By: Cadwell Turnbull
Release Date: June 28, 2019
Publisher: Blackstone Publishing
Award: Audie Award Nominee for Science Fiction (2020)
First contact with aliens is breathed new life in Cadwell Turnbull’s novel, The Lesson. While this is Turnbull’s first novel-length work, his short fiction has appeared across the web and in literary magazines such as Asimov’s Science Fiction and Lightspeed. His work has also been included in The Best American Science Fiction and Fantasy 2018 and Year’s Best Science Fiction and Fantasy 2019.
Turnbull’s novel takes a common theme in near future science fiction and brings us quite a different experience than what we commonly find in first contact stories. The normal cityscapes and bustling metropolis’ aliens tend to land in popular fiction and television aren’t to be found. Instead, the tale is set in the Caribbean on the island of St. Thomas in a small, everyday town.
The story opens during the days leading up to Earth’s first contact with extraterrestrial life, only to continue five years later. The first meeting between humans and aliens, along with the direct aftermath, are passed over entirely. This gives a very interesting look at first contact, not just in location but also concerning how society and people change (or don’t change) after aliens have integrated into the society of St. Thomas. Instead of seeing the initial reaction to humanity meeting a race of peoples from the stars, we see the cultural fallout in the years directly after that. Some reactions are blatant; there’s massive distrust of the Ynna and those humans who work or sympathize with them. Societal changes aren’t always as overt, though. Anthropological changes are also afoot. The line between science fiction and reality has blurred, leading to academic debates on where books and movies are now best categorized and approached. Humanity as a whole and the citizens of St. Thomas in particular, must decide how they are to move forward.

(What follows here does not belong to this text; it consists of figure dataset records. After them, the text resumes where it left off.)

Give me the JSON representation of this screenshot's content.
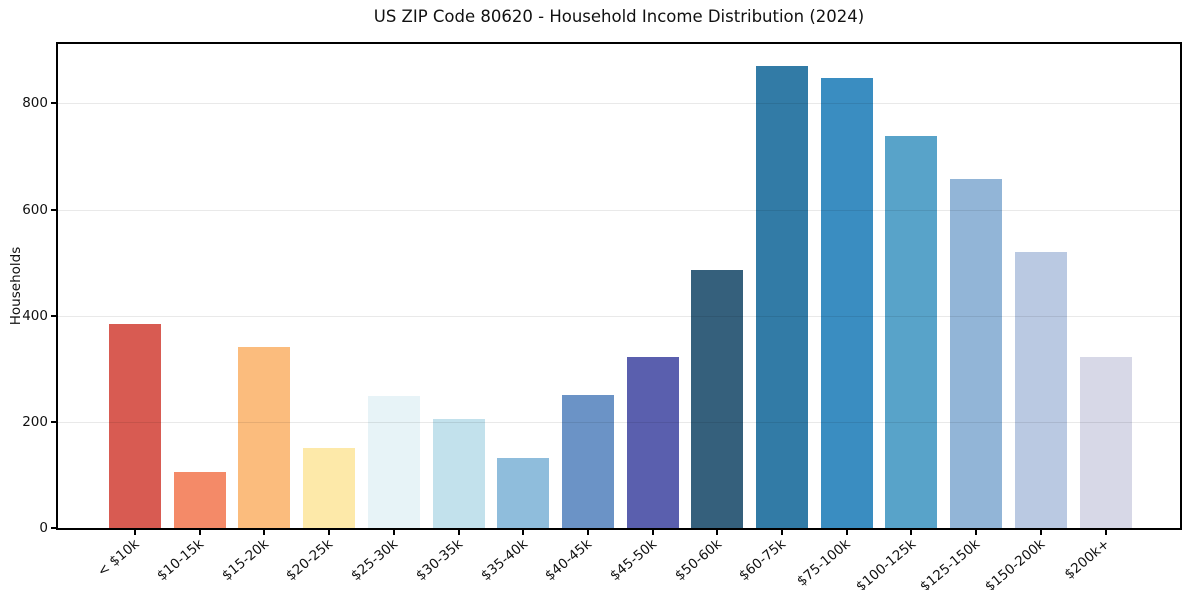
{
  "chart_data": {
    "type": "bar",
    "title": "US ZIP Code 80620 - Household Income Distribution (2024)",
    "xlabel": "",
    "ylabel": "Households",
    "categories": [
      "< $10k",
      "$10-15k",
      "$15-20k",
      "$20-25k",
      "$25-30k",
      "$30-35k",
      "$35-40k",
      "$40-45k",
      "$45-50k",
      "$50-60k",
      "$60-75k",
      "$75-100k",
      "$100-125k",
      "$125-150k",
      "$150-200k",
      "$200k+"
    ],
    "values": [
      385,
      106,
      341,
      150,
      249,
      206,
      132,
      251,
      323,
      487,
      870,
      848,
      738,
      657,
      521,
      322
    ],
    "bar_colors": [
      "#d85b52",
      "#f48a68",
      "#fbbc7d",
      "#fde9a9",
      "#e7f3f7",
      "#c2e1ec",
      "#8fbddc",
      "#6b93c6",
      "#5a5fae",
      "#35607c",
      "#327ba6",
      "#3a8dc1",
      "#58a3c9",
      "#92b5d7",
      "#bac9e2",
      "#d7d8e7"
    ],
    "yticks": [
      0,
      200,
      400,
      600,
      800
    ],
    "ylim": [
      0,
      912
    ],
    "grid": "horizontal",
    "legend": "none",
    "spine_color": "#000000",
    "gridline_color": "#e9e9e9",
    "background_color": "#ffffff"
  }
}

Despite getting a broader view of the societal change the Ynna have spurred, the novel gives us a close look at the situation from two family’s points of view. Both live within the same house, a two family home with a growing, changing family. The relationships of these characters are all approaching tipping points at the start of the novel prior to first contact. Change is inevitable and only further exacerbated by the Ynna’s presence. Derrek, a teenager living with his grandmother and younger sister, is a fan of science fiction and mythology. Patrice is the opposite, following the more cultural traditions and is fairly religious. Jackson, Patrice’s father is a teacher grappling with advances from a former student and a distant wife. Aubrey, Jackson’s wife, meanwhile grapples with her feelings towards her husband and her coworker Alice, who once kissed her during a night out.
All of these characters manage to evoke a sense of sympathy from the reader and are quite easy to distinguish from one another. Their lives are wound together in knots upon knots, even as they try move apart from one another or begin to change.

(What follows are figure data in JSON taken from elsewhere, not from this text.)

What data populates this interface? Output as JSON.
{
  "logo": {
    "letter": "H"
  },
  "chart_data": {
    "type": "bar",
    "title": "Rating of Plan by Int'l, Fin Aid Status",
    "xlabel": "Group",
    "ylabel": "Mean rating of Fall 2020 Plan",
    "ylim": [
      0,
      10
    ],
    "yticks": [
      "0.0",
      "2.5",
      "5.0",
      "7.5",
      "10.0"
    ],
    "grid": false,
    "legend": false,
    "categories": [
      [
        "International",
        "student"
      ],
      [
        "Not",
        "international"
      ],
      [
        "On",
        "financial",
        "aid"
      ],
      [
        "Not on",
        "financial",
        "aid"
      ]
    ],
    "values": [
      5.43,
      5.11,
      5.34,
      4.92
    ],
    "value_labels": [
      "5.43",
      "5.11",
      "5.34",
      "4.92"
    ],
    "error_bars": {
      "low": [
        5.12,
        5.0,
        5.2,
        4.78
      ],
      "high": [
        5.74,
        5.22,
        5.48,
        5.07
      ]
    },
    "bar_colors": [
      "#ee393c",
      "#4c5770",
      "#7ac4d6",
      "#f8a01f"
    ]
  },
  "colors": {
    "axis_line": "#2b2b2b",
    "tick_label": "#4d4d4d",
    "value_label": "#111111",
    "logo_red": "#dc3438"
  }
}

Uncertainty and change are brewing in all of their lives. This uncertainty is echoed within the larger community. St. Thomas sits on the knife edge of change. One wrong look or perceived hostility on the part of the locals means swift, violent retribution by the Ynna. People have been killed. A dog was ripped in half. Fear, uncertainty, and—despite the circumstances—hostility fester.

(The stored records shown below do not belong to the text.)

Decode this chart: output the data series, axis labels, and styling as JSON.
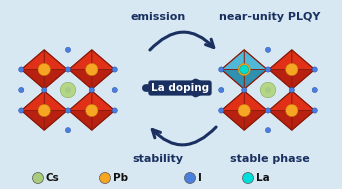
{
  "bg_color": "#d8e8f2",
  "title_emission": "emission",
  "title_plqy": "near-unity PLQY",
  "label_ladoping": "La doping",
  "label_stability": "stability",
  "label_stable": "stable phase",
  "legend_items": [
    {
      "label": "Cs",
      "color": "#a8cc7a"
    },
    {
      "label": "Pb",
      "color": "#f5a623"
    },
    {
      "label": "I",
      "color": "#4a7fdd"
    },
    {
      "label": "La",
      "color": "#00dddd"
    }
  ],
  "arrow_color": "#1a3060",
  "text_color": "#1a3060",
  "perovskite_red": "#e03018",
  "perovskite_red_dark": "#b82010",
  "perovskite_blue": "#50b8d8",
  "perovskite_blue_dark": "#3090b0",
  "cs_color": "#b0d47a",
  "pb_color": "#f5a623",
  "i_color": "#4a7fdd",
  "la_color": "#00ddcc",
  "crystal_stroke": "#8b1a0a",
  "ladoping_box_color": "#1a3060",
  "ladoping_text_color": "#ffffff"
}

Colonialism is a major theme in this work, as the above might make you think. Doubly so, in fact. The Ynna most involved with the story is Mera, sent long before the rest of her brethren. Sections of her past are told as flashbacks, in which she was living the life of a slave, learning about the world and society she found herself in. Modern echoes abound as the story progresses, providing commentary on colonialism on a more literal and historical level as well as on a broader anthropological scale.
A slower pace and closer look at the consequences of first contact on these two families makes up the majority of the novel. As events begin to snowball, the pacing picks up, culminating in a fast-paced ending. The title’s ‘lesson’ becomes more of a driving force in these later chapters. Yet, this lesson isn’t quite spelled out for the audience. Even so it becomes rather apparent. Or, perhaps more aptly, several lessons. Different aspects will certainly stand out for different readers, and, I suspect, will provide somewhat different reading experiences as well.
The Lesson by Cadwell Turbull is a fantastic addition to science fiction. With so much emphasis on characters, the story of these families within this particular situation, this would be a fantastic place for readers of more literary fiction and slow, character driven novels set in contemporary times to delve a little farther into science fiction.